La Tomba dei Cai Cutu, in uso tra III e I sec. a.C., esemplifica al meglio i cambiamenti: il sarcofago chiude le spoglie del capostipite cui si affiancano le cinquanta urne dei discendenti. La famiglia, come denuncia il gentilizio, è di origine subalterna e proviene da Orvieto (in seguito ai trionfi romani delj 294 o del 280, piuttosto che alla conquista del 264 a.C.), ma raggiunge presto un notevole benessere, riflesso anche dalla qualità delle due più antiche urne stuccate e dipinte, e si adegua alla cultura dei gruppi emergenti come si evince dalla presenza nei corredi di armi e kòttaboi. Cerca quindi di far dimenticare la sua origine eliminando il Cai dalla formula onomastica e infine latinizza il gentilizio in Cutius menzionando la tribù di pertinenza (Trementina), in analogia con il passaggio, dopo l’89 a.C., al nomen Rufius della famiglia dei Rafi (Raufi/Rufi) della vicina necropoli del Cimitero. L'uso della Tomba dei Cutu sembra cessare con il bellum perusinum. Alcune urne trovate nell'ipogeo sono state assegnate alla «Bottega dei Satna», attiva nella seconda metà del II sec. a.C., e cosi denominata dalla famiglia (forse da connettere ai Satana attestati in età arcaica a Volsinii) titolare di una tomba rinvenuta a Ponticello di Campo: alla stessa bottega vengono ascritti anche esemplari dal sepolcro dei Cai Carcu nella medesima località. Ma particolarmente significative appaiono essere le più antiche tra le urne dei Cai Cutu: la loro affinità con quelle della tomba dei Volumni conferma che l'uso di questa inizia almeno nella seconda metà del III sec. a.C., perdurando, oltre il bellum, fino al I sec. d.C.

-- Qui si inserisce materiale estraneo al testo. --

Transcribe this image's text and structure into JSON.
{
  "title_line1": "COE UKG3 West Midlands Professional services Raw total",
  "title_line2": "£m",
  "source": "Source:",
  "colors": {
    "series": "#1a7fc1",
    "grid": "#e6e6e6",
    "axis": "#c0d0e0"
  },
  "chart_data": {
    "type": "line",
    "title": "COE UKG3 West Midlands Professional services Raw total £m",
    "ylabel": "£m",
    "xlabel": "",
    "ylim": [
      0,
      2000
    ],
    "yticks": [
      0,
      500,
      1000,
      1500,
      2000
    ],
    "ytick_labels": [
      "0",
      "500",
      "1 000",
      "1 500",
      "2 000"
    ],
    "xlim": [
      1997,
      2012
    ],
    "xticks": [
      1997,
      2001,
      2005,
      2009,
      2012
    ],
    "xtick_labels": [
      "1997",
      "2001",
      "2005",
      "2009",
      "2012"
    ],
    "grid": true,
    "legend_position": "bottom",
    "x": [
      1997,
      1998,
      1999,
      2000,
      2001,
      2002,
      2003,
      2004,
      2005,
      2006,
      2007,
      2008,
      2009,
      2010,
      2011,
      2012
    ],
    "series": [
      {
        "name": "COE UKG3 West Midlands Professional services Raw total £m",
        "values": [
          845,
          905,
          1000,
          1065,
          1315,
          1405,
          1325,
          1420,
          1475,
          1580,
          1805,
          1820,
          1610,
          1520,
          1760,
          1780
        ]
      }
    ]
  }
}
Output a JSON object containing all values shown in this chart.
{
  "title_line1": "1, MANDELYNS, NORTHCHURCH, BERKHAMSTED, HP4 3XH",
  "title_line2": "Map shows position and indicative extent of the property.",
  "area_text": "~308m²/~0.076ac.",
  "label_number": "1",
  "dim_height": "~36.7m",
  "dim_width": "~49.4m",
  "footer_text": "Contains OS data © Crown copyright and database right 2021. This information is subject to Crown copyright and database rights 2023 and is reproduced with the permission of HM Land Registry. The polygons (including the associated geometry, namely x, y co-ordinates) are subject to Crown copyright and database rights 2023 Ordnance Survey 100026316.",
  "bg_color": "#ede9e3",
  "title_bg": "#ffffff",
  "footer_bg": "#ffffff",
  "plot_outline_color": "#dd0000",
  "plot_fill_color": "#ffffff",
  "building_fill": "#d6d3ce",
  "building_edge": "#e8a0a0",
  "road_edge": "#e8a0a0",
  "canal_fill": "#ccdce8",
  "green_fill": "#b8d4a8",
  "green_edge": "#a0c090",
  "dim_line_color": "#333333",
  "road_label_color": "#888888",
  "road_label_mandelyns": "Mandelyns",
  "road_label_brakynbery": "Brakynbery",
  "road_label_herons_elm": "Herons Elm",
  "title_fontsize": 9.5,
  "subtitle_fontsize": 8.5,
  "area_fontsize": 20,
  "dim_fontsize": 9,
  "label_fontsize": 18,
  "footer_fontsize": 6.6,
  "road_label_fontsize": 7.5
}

La famiglia dei Velimna rappresenta, insieme a quelle degli Afuna e dei Velthina che tra III e II sec. a.C. codificano il reciproco accordo sul cippo, il persistere della classe magnatizia perugina, seppur diminuita nel numero degli esponenti e ora insediata nel territorio. In sintonia con quanto accade in altre pòleis etrusche, suoi membri confluiscono in prosieguo di tempo nella classe dirigente romana. È infatti nel corso del III sec. a.C. che si modifica l'atteggiamento di P. nei confronti di Roma: all'iniziale contrasto, testimoniato dagli episodi che vanno dalla rottura della tregua del 310 (Liv., IX, 40,18) agli avvenimenti del 294 a.C. successivi a Sentino (Liv., X, 37, 4-5), si sostituisce il positivo rapporto che vede nel 216 a.C. l'invio di una coorte a difesa di Casilino (Liv., XXIII, 17, 11). L'adesione delle nobili famiglie locali ai programmi politici di Roma trova altri esempi nell'accesso al consolato nel 130 a.C. di M. Perperna, di supposta origine perugina, e nell'integrazione nella classe senatoria dei Vibii, dei Volcacii, dei Betui.

L'incremento demografico, rilevato a iniziare dalla seconda metà del III sec. a.C. ed evidente anche nel secolo successivo, si percepisce anche nel territorio. Se le necropoli urbane aumentano, disponendosi a stella intorno alla città e allontanandosi da quelle arcaiche, nelle zone rurali, soprattutto lungo le direttrici viarie, si assiste alla diffusione capillare delle aree cimiteriali. Tra i rinvenimenti recenti e di maggior rilievo è da ricordare quello di tombe costruite in conci di travertino in località Madonna Alta. Le numerose necropoli testimoniano l'esistenza di sobborghi e di più modesti nuclei insediativi distribuiti nella campagna, il cui discreto, diffuso benessere deriva in massima parte dallo sfruttamento dei suoli che perdura con successo nell'età romana, come conferma anche il recente riconoscimento di una villa nei pressi di Corciano. Il rendimento agricolo della regione viene adombrato dalle fonti con la menzione degli aiuti in frumento (e legname) dati a Scipione nel 205 a.C. (Liv., XXVIII, 45, 18) e, indirettamente, con la definizione di perusinia data da Plinio a ima qualità d'uva apprezzata a Modena (Plin., Nat. hist., XIV, 39).

In ipogei della tarda età ellenistica presenti nell'agro perugino trovano ampia applicazione soluzioni architettoniche sperimentate nell'edilizia pubblica urbana: le tombe con volta a botte segnalano la diffusione di modelli desunti dai monumenti funerari macedoni, recepiti in Etruria grazie al tramite magno-greco e accolti in tempi diversi anche nei distretti chiusino, cortonese e orvietano, confinanti con il perugino, e nella contermine area italica, come dimostrato dall'ipogeo di Bettona. Questo centro, al pari della più settentrionale Ama, può essere considerato già dal IV sec. a.C. un avamposto di P. al di là del Tevere, in zona umbra. Il territorio gravitante su P. dovette tuttavia subire - a quanto ricordano le fonti (Dio Cass., XLVIII, 14, 6) - drastiche riduzioni a seguito del bellum e probabilmente esso fu spartito tra i vicini municipi.

Museo. - L'esposizione delle collezioni del Museo Archeologico Nazionale dell'Umbria, rimasta in parte immutata, è attualmente (1995) in corso di rifacimento in molte sale. Recente è la sezione dedicata alle fasi iniziali della storia urbana con i materiali protostorici rinvenuti nelle diverse località. Alcuni ambienti vengono destinati a mostre temporanee, quali quella dei reperti africani raccolti dall'esploratore perugino Orazio Antinori o quella degli oggetti della Collezione Guardabassi o quella dei materiali di più recente restauro. Nel chiostro del Museo è in fase di allestimento la ricostruzione della Tomba dei Cai Cutu destinata ad accogliere gli oggetti ivi trovati.